To me data accuracy and integrity are important. I prefer CrimeMapping.com since they never scrape data from other sites. The assessment is actually incorrect as CrimeMapping.com offers six different ways to view data including reports, charts, points, clusters and mini-icons. The terrain view is also much easier on the eyes.
It should also be noted that CrimeMapping.com uses records management data instead of dispatch information. Dispatch information contains quite a few bogus records.
Sharing this information with the public is great for community policing efforts. However, I would want to know that the information is accurate. Is it true that CrimeMapping.com scrapes data from other Web site like San Diego's Crime Maps?
In answer to Ankara... crimemapping.com does not scrape San Diego's Crime MAPS but crimereports.com does. If anyone is looking for crime mapping in San Diego County, please go to arjis.org and click on the crime mapping link.
Wow, have you been to the arjis.org map? So NOT user friendly! I prefer the alerts,ease, and info at CrimeReports.com.

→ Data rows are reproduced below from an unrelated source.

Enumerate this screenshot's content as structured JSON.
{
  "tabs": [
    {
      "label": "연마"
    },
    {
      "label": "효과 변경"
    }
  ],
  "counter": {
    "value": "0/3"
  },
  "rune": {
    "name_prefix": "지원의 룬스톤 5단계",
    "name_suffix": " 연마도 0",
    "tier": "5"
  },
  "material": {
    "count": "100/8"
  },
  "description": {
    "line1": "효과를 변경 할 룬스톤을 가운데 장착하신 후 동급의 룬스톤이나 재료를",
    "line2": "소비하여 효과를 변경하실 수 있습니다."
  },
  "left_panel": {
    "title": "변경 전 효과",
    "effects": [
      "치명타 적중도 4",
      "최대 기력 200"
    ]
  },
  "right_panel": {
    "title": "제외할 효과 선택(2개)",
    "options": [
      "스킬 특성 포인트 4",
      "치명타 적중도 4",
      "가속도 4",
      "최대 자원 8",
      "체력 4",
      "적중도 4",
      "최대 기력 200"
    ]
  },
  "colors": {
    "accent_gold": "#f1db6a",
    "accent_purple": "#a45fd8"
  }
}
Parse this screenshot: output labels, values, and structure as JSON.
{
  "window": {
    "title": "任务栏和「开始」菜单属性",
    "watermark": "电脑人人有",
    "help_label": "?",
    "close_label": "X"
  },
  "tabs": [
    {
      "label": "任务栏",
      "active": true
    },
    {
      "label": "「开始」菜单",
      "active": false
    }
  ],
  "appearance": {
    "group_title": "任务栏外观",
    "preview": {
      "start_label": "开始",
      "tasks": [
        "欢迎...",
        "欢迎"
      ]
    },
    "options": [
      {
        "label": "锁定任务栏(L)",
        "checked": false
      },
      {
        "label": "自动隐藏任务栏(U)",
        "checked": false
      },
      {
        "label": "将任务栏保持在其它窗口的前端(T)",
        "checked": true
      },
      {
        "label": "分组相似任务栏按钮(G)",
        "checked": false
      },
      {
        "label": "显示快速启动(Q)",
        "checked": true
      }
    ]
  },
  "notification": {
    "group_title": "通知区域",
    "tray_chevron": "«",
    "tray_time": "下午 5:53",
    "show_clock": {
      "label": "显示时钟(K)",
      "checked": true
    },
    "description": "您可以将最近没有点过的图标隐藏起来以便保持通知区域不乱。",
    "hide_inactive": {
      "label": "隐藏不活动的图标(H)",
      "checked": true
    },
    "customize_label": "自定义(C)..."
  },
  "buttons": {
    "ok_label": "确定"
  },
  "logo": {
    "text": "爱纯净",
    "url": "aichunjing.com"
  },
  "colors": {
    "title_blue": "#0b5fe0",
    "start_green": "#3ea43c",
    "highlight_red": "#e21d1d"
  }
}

It is painfully clear that Trip, Wilson, Ankara, and Julie are all the same person or all employees of CrimeMapping.com. (Honestly, what regular citizen uses the term "scraping data"?)
I work for CrimeReports, and as far as I know, none of the previous responses are from CrimeReports employees. (Thank you Ashley Kyle for your kind words)
First of all, CrimeReports does not scrape data from any agency. CrimeReports has direct contact with every agency whose information appears on the CrimeReports website. There are agencies, like San Diego and 3 others, who have made their data feed available to us even though we are not their "official" crime mapping solution. We have full permission from those agencies to use their data on our site.
Second, CrimeReports gives agencies the choice to publish data from their CAD or RMS systems. The vast majority choose to publish from the RMS (which is our recommendation), although some have chosen to publish their CAD data.